964.5
Students' Educational Achievements or Practicing of Citizenship: Disjunction or Alternative

Friday, July 18, 2014: 9:30 AM
Room: 424
Oral Presentation
Krystyna SIELLAWA-KOLBOWSKA , Faculty of Social Sciences, Warsaw University of Life Sciences, Warsaw, Poland
Krzysztof KOSELA , The Institute of Sociology, University of Warsaw, Warsaw, Poland

Countries that are striving to upgrade their education most of the time take part in international educational projects such as PISA (OECD) and TIMSS, PIRLS, or CIVED/ICCS (IEA). Moreover, the participation in educational comparisons of students’ achievements is a country’s response to the onslaught of new requirements to account for school performance. Usually they have  taken up some form of external evaluation  and permanent monitoring of students’ achievements.

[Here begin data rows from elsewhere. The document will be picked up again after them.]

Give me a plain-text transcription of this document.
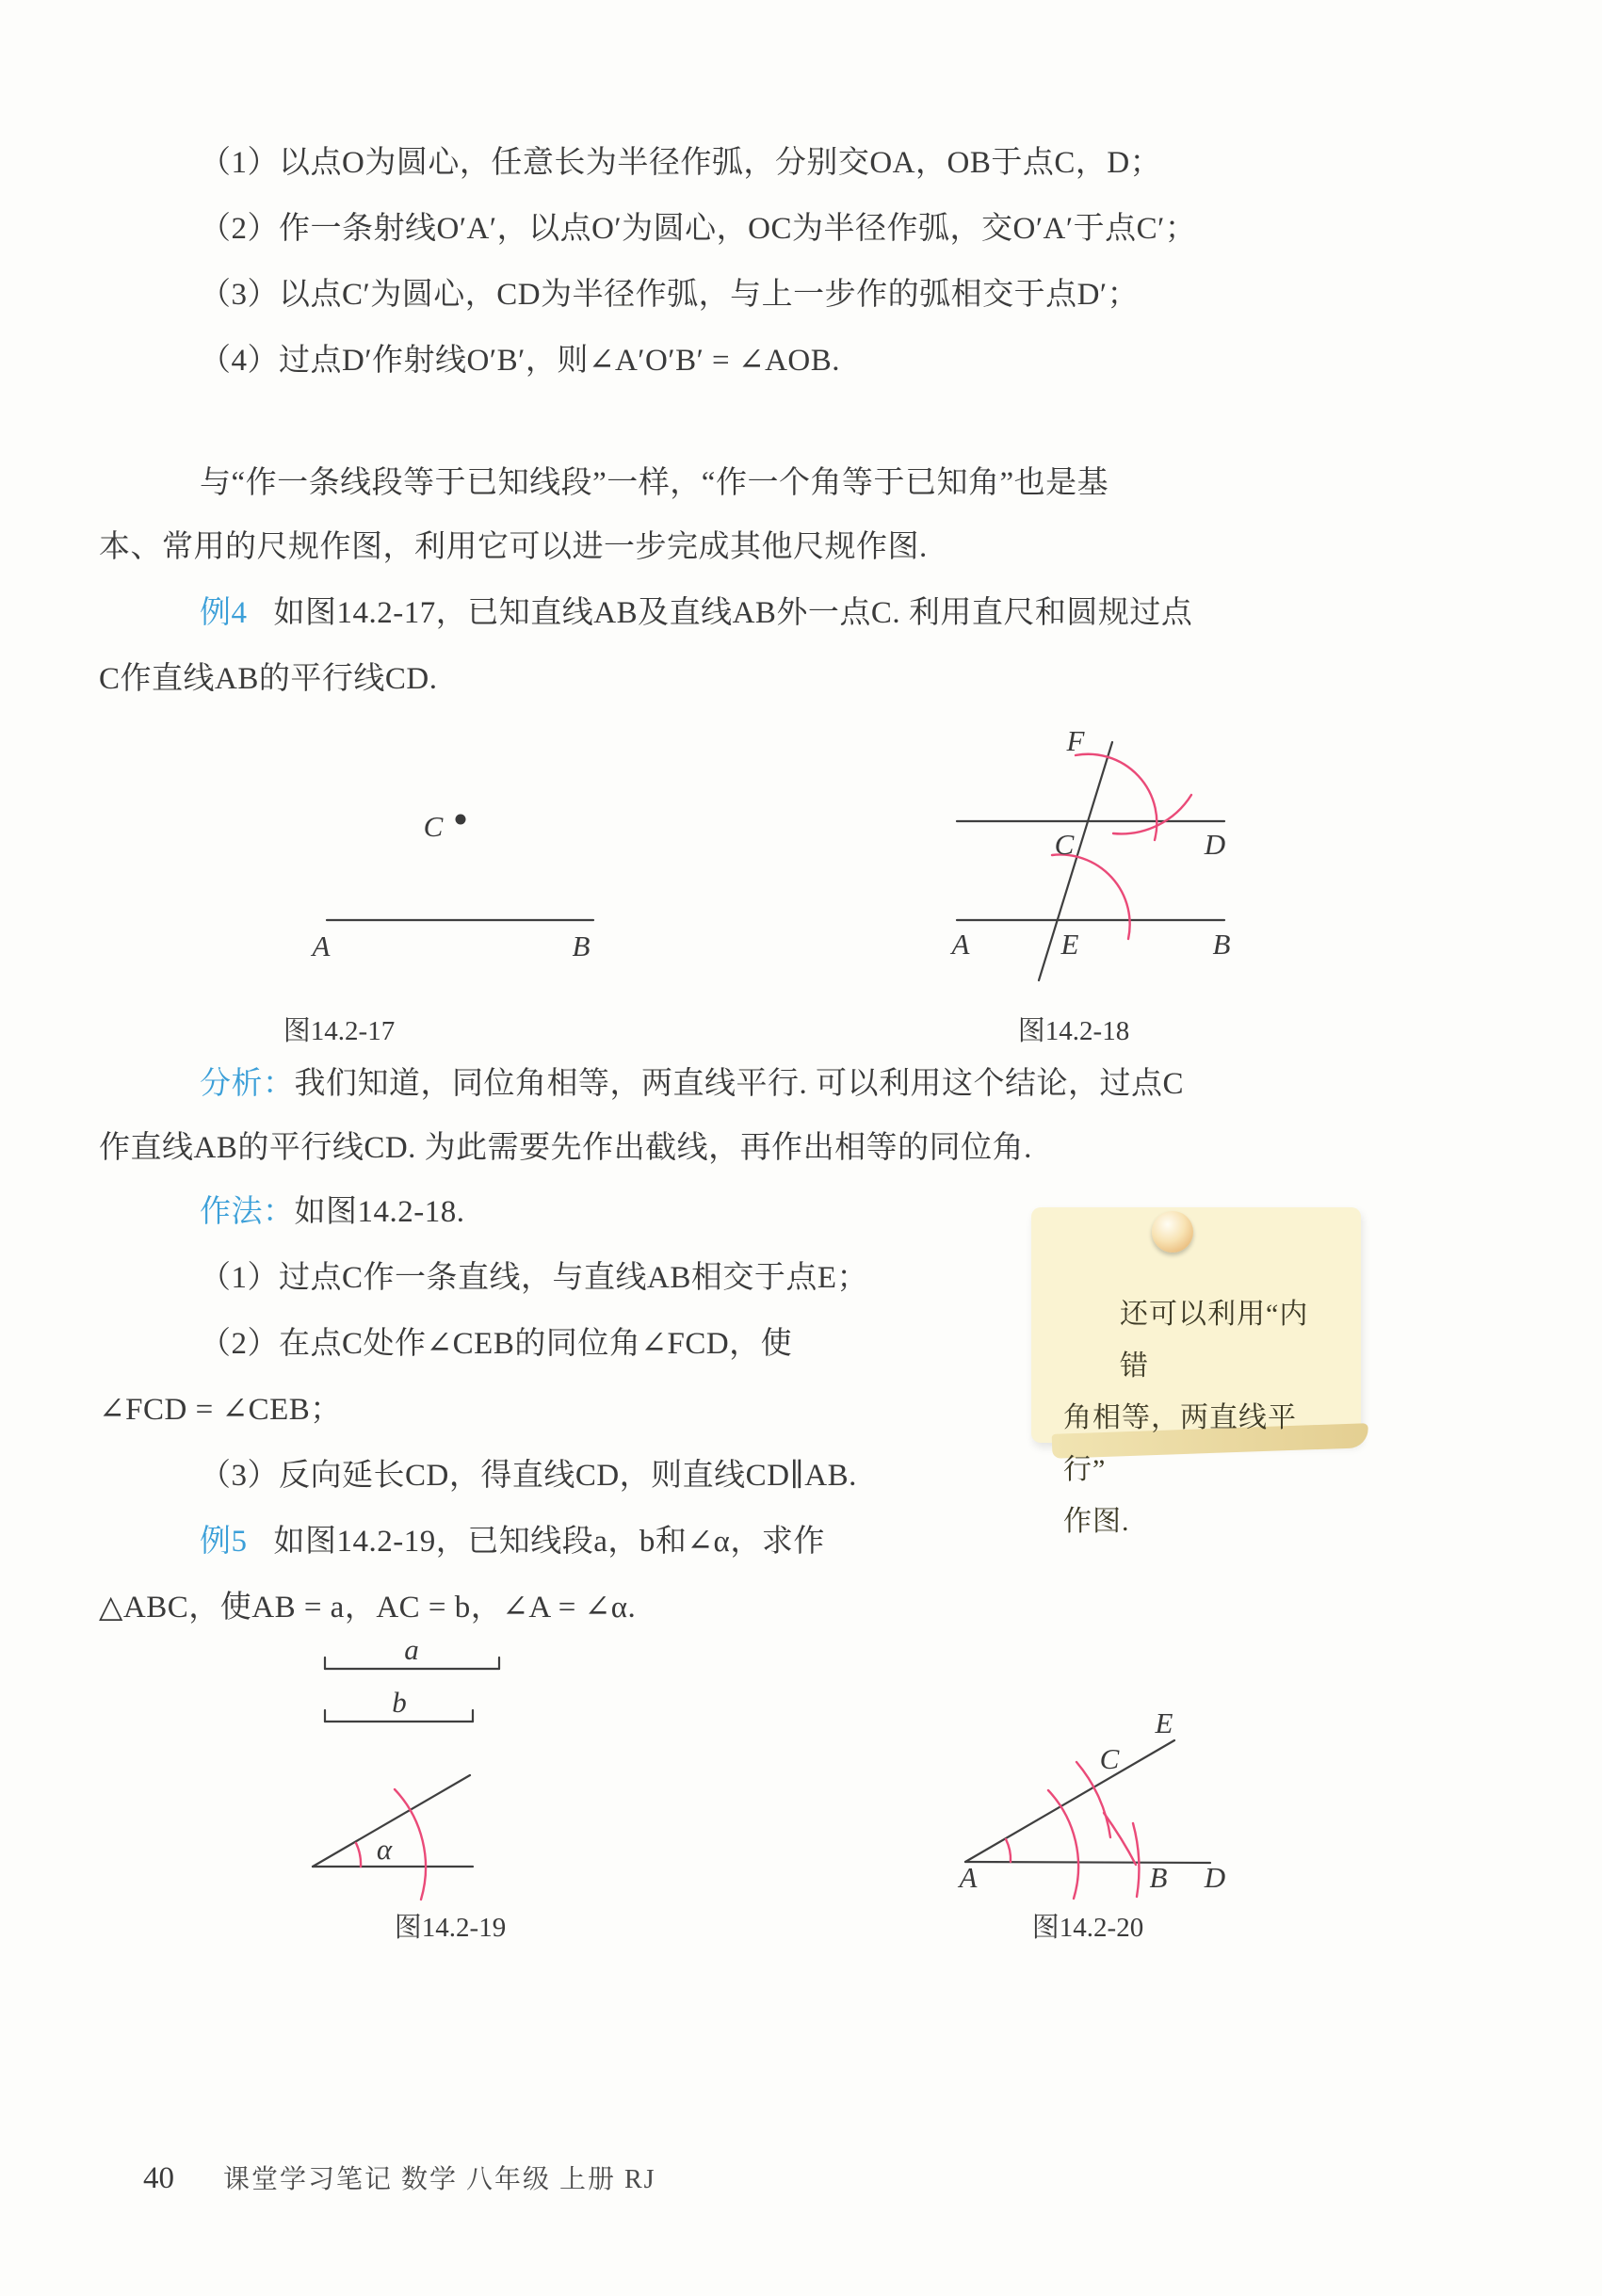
（1）以点O为圆心，任意长为半径作弧，分别交OA，OB于点C，D；
（2）作一条射线O′A′，以点O′为圆心，OC为半径作弧，交O′A′于点C′；
（3）以点C′为圆心，CD为半径作弧，与上一步作的弧相交于点D′；
（4）过点D′作射线O′B′，则∠A′O′B′ = ∠AOB.
与“作一条线段等于已知线段”一样，“作一个角等于已知角”也是基
本、常用的尺规作图，利用它可以进一步完成其他尺规作图.
例4 如图14.2-17，已知直线AB及直线AB外一点C. 利用直尺和圆规过点
C作直线AB的平行线CD.
C
A	B
图14.2-17
F
C	D
A	E	B
图14.2-18
分析：我们知道，同位角相等，两直线平行. 可以利用这个结论，过点C
作直线AB的平行线CD. 为此需要先作出截线，再作出相等的同位角.
作法：如图14.2-18.
（1）过点C作一条直线，与直线AB相交于点E；
（2）在点C处作∠CEB的同位角∠FCD，使
∠FCD = ∠CEB；
（3）反向延长CD，得直线CD，则直线CD∥AB.
例5 如图14.2-19，已知线段a，b和∠α，求作
△ABC，使AB = a，AC = b，∠A = ∠α.
还可以利用“内错
角相等，两直线平行”
作图.
a
b
α
图14.2-19
E
C
A	B D
图14.2-20
40 课堂学习笔记 数学 八年级 上册 RJ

The mandatory and regular use of testing tools exerts the pressure on students who are imposed now to much more intense effort than in past decades. Consequently, many activities praised at this stage of individual development, i.e. contacts with peers, community endorsement activities have to be abandoned or reduced. This side effect of new accountability practices of educational institutions can be shown on the aggregate level of countries and on the individual level (students). Frequently scholars meet either students of good grades but socially passive or socially active students who have poor educational achievements. IEA International Civic and Citizenship Educational Study 2009 provide the empirical foundation for this conclusion and these data will be first of all discussed.

               Sociologists look for social consequences of new educational accountability practices. The most visible effect is the widespread and paid by parents supplementary training in post-school hours.  The school neuroses and school violence accompanying the educational process despite reforms can be related to the new accountability practices.  To compile the full list of these consequences is the task for sociologists. Authors have some additional hypotheses about these consequences. The main question, however, is whether the formal education can be in the same time effective and non-oppressive for students.